Snappy capability types and attributes

Gustavo Niemeyer gustavo.niemeyer at canonical.com
Tue Nov 17 19:17:18 UTC 2015


On Tue, Nov 17, 2015 at 2:44 PM, Zygmunt Krynicki <
zygmunt.krynicki at canonical.com> wrote:
>
> > This isn't exactly true, though; all you need is something that knows
> > how to talk http over a unix socket. e.g.,
>
> Well, that sudo is something of a security loophole.
>
> My point was that it's not _meant_ to be accessed by every snap on the
> system and we'll probably grant special capability to select
> applications to let them actually open that socket to begin with.
>

The REST API is definitely headed to be usable by any snap in the system,
and that was always the plan I was aware of. We don't do that today because
we don't have to, and in those cases simplicity wins.

My point, though (and perhaps John's, if I understand what he's saying), is
that if we _wanted_ to open it up to snaps, there are easy paths we can use
to do so.
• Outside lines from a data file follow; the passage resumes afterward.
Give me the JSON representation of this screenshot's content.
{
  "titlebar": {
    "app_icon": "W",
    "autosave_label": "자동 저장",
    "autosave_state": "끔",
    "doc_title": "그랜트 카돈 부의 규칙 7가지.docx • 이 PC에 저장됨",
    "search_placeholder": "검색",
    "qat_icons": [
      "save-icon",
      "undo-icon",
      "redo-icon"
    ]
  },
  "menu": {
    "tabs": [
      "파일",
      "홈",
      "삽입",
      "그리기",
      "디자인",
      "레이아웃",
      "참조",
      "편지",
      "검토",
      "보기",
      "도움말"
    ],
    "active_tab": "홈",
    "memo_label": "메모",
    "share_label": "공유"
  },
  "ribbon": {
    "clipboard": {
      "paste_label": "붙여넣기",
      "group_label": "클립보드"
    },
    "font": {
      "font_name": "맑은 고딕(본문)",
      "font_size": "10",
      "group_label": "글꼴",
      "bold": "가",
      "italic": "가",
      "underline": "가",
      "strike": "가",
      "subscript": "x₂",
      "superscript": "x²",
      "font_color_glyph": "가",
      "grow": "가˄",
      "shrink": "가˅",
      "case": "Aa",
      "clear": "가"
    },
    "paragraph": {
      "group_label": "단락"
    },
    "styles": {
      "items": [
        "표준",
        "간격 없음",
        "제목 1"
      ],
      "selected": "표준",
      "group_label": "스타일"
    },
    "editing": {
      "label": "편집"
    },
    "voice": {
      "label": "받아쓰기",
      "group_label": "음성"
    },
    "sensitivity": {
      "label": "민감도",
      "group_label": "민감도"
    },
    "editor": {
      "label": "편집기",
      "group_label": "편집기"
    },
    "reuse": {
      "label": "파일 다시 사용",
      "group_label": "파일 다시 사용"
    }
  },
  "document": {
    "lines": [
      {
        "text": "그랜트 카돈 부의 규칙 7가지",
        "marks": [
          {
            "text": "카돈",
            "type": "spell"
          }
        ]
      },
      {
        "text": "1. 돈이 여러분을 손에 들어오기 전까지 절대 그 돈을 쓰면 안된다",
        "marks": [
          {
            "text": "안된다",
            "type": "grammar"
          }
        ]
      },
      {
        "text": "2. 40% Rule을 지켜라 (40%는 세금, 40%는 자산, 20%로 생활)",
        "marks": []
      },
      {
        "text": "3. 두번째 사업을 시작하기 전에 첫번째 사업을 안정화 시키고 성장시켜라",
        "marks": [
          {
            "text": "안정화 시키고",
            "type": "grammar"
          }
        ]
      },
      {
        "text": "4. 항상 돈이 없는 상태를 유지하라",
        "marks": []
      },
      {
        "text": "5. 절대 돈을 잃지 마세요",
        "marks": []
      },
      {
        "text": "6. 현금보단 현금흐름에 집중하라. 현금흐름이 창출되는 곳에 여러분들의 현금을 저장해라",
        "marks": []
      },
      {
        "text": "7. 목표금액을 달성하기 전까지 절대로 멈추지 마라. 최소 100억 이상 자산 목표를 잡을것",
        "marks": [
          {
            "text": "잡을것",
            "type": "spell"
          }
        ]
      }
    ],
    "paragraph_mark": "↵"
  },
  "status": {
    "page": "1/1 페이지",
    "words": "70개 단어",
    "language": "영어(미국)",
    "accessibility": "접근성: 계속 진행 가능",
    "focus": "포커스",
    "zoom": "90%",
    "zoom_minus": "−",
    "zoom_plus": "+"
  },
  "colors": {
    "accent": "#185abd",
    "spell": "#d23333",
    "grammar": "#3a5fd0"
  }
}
We're not doing that with capability events because it feels like
a poor experience. So it's a design issue, rather than an implementation
one.

So, why would it be a good idea to use an HTTP-based API, in the first
place? What is the experience we want people to _have_ (rather than _not_
have)?

There are also security implications. I know go is miles ahead of C in
> buffer overflows so it's harder to exploit but I don't know if we've

really done any security review of the IPC layer, where the layer
> includes parsing parts of the HTTP request and dispatching it to a
> correct Command object. If we can crash the system by pushing a big
> request across, it's still a DOS attack that you can mount. Ironically
> today you can remove a nasty snap with "snappy remove" but when snapd
> is itself talking to snappy over a socket (a future I hope we are
> going to) then snapd can be kept offline / crashing by one program
> that just sends a nasty payload to it all the time.
>

Can we please get back to designing capabilities?